A manuscript has been submitted and a pre-print now exists for this project!
Figure: Coordination patterns (PCA) generated from one axis of turns (pitch, roll, or yaw) can be used to discriminate (LDA) turns in other directions but only if the precise spike timing (set by the parameter sigma) is on the scale of several milliseconds. If sigma is set to ~1s the classification tasks collapse to using approximate rate codes and decoding of behavior is reduced both within and across turning conditions. While the coordination motifs (PCA spaces) can decode behaviors across different axes. The specific patterns of spikes that discriminate the turns are different. This is determined by the lack of codirectionality of the LDA axes, which in most cases are not significantly above what would be expected by chance (red lines in D, H, and L)

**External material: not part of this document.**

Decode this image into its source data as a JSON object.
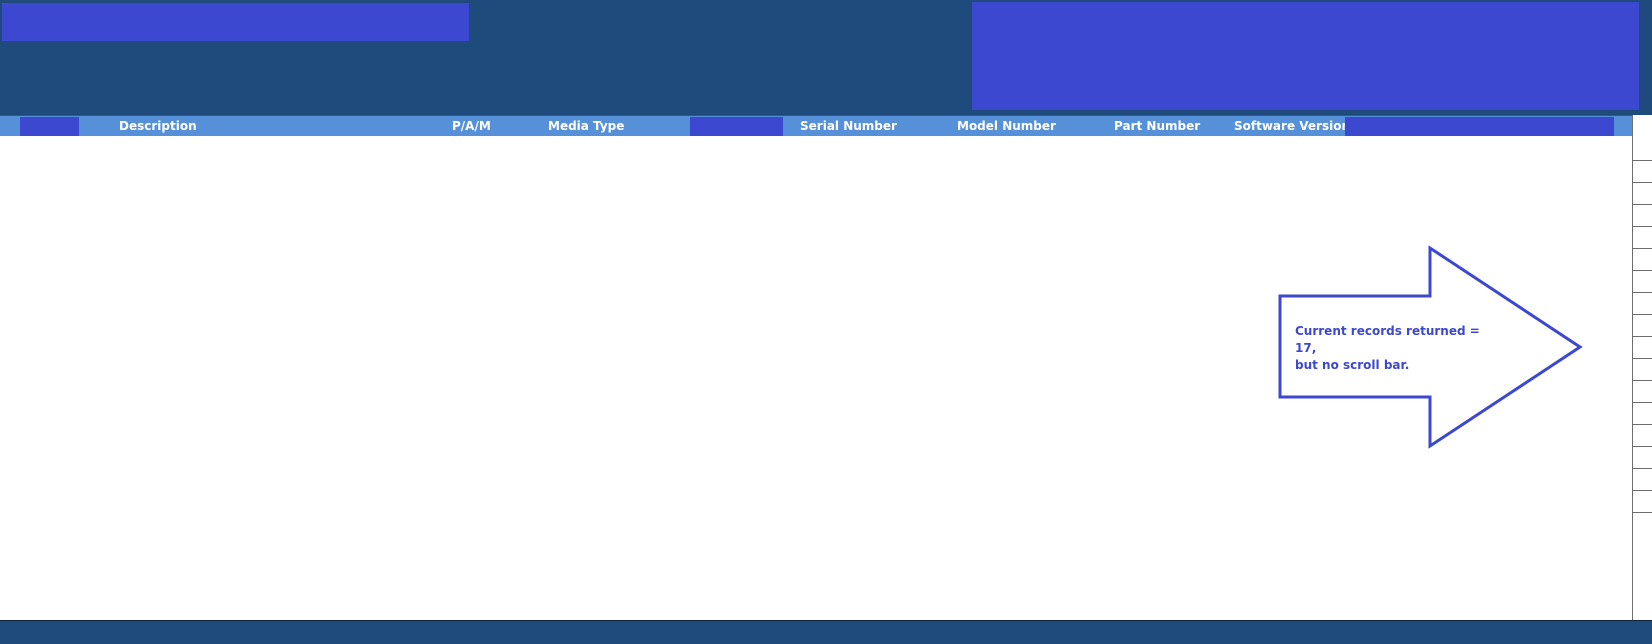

We captured the comprehensive, spike-resolved motor program from 9 moths undergoing six, discrete turning behaviors. We elicited these six behavior states with wide-field drifting visual stimuli about the flight axes — pitch, roll, and yaw while simultaneously recording forces and torques in all six degrees of freedom from the body. We developed a simple linear spike train decoding pipeline based on principle components dimensionality reduction and linear discriminant analysis and showed that this straightforward approach is sufficient to predict behavior nearly perfectly, but only if within-wing stroke spike timing information is included. We also demonstrated that as few as half the muscles can be used to retain this near perfect decoding performance, linking coordination to redundancy in encoding across the entire moth flight motor program. We then used this comprehensive motor representation to test if muscle covariation present in one pair of visual stimulus conditions can be used to decode behavior in a different pair of visual stimulus conditions. We found conserved muscle coordination patterns at the level of motor unit spike timings in these functionally distinct behaviors. If we identified the coordination patterns underlying pitch turns alone, we could still successfully decode roll and yaw turns. So while the moth needs to use different specific patterns of spike timing to achieve the six turns, it does so by using the same patterns of motifs across the motor system.